Eines Tages in der Thüringer Gegend um 1870. Sagt ein Knecht zur Magd:
"Ban ma der Hirnpicker kimmt. Maache, deu musst diiien Rooock übern Koopf schmisss! Da kimmt der Hirnpecker nit in dinn Koopf neii!
Als die Heidi dann mal mit Tischler Schwabs Horscht sinn  Sohn Horscht Junior im ungeheuren Grund nach Wilfertroh naus Kattoffel hacke war, da sinse in de Luft  gewaast - de schwarz Viecher, de Hirnpickers.  Tischler Schwabs Horscht rief dreimal: "De Hirnpicker! De Hirnpicker! De Hirnpicker!" Und zog sich seine Jacke über den Kopf. Die Heidi warf sich auch ihre vielen Röcke über den Kopf und  Schwabs Horscht  machte sich an ihrem Hinterteil zu schaffen, nachdem er sich die Hose aufgeknöpft hatte. Da rief die Heidi ganz freudig und verjuckt: "Picknur, pick nur, bis zum Hirn kommst du Luder gar nie!
Neun Monate später schwur sie Stein und Bein, das Kind wäre vom Hirnpicker!

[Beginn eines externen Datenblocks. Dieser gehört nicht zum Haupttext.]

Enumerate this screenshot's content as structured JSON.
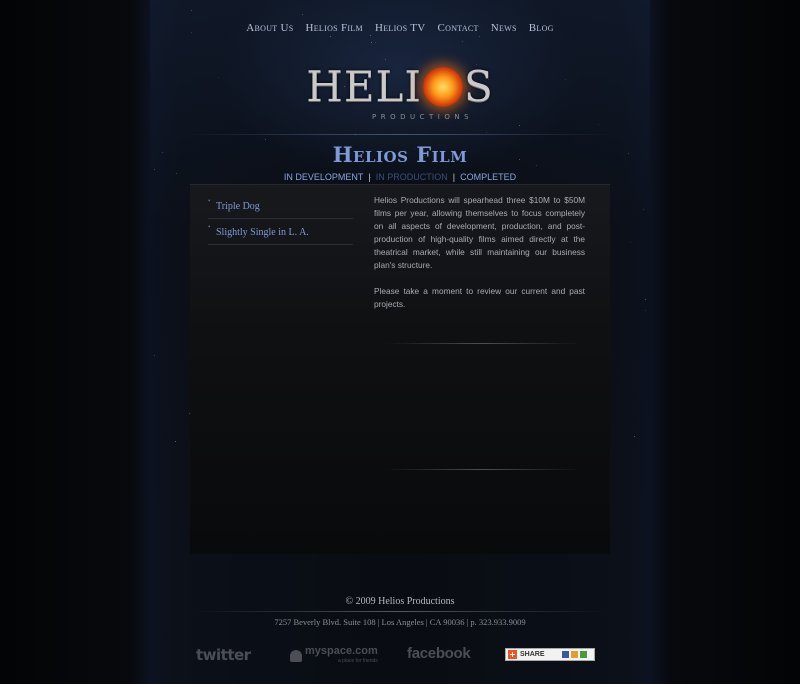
{
  "nav": {
    "items": [
      "About Us",
      "Helios Film",
      "Helios TV",
      "Contact",
      "News",
      "Blog"
    ]
  },
  "logo": {
    "word_left": "HELI",
    "word_right": "S",
    "subtitle": "PRODUCTIONS"
  },
  "section": {
    "title": "Helios Film"
  },
  "tabs": [
    {
      "label": "IN DEVELOPMENT",
      "active": false
    },
    {
      "label": "IN PRODUCTION",
      "active": true
    },
    {
      "label": "COMPLETED",
      "active": false
    }
  ],
  "tab_separator": "|",
  "projects": [
    "Triple Dog",
    "Slightly Single in L. A."
  ],
  "description": {
    "paragraph_1": "Helios Productions will spearhead three $10M to $50M films per year, allowing themselves to focus completely on all aspects of development, production, and post-production of high-quality films aimed directly at the theatrical market, while still maintaining our business plan's structure.",
    "paragraph_2": "Please take a moment to review our current and past projects."
  },
  "footer": {
    "copyright": "© 2009 Helios Productions",
    "address": "7257 Beverly Blvd. Suite 108 | Los Angeles | CA 90036 | p. 323.933.9009"
  },
  "social": {
    "twitter": "twitter",
    "myspace": "myspace.com",
    "myspace_tagline": "a place for friends",
    "facebook": "facebook",
    "share": "SHARE"
  },
  "colors": {
    "accent_blue": "#7f9ad6",
    "active_tab": "#3a4f7a",
    "sun_orange": "#ff9a1a",
    "share_orange": "#e8562a"
  },
  "icons": [
    "sun-logo-icon",
    "myspace-icon",
    "share-plus-icon"
  ]
}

"Noch in den neunziger Jahren des vorigen Jahrhunderts (Anm.: um 1895) soll eine alte Bauersfrau aus Bayern den Vogel in ihre Abendandacht eingeschlossen haben, indem sie zum Schluss ihres Gebetes zu sagen pflegte: „Du Glühsteert, Rabe, schwarzes Tier, schütz uns in Jesu Namen vor rohem Sinn und Feindes Gier! Das bitt’ ich und sag’: Amen!"

Die Hirnpicker und Nachtraben Geschichten gibt es in der Bäuerlichen Literatur in bunter Vielfalt: "Der Nachtrabe von Merxhausen", von Klaus A.E. Weber;  KARL-HEINZ HUMMEL LIEBESSAGEN AUS DEM ALPENRAUM :
"Vom Hirnpecker". Die Schnurren des Rochus Mang: "Der Hirnpecker"
https://www.projekt-gutenberg.org/queri/rochus/rochus31.html;
"Das Bayrische Dekameron", von Oskar Maria Graf: "Der Hirnpecker"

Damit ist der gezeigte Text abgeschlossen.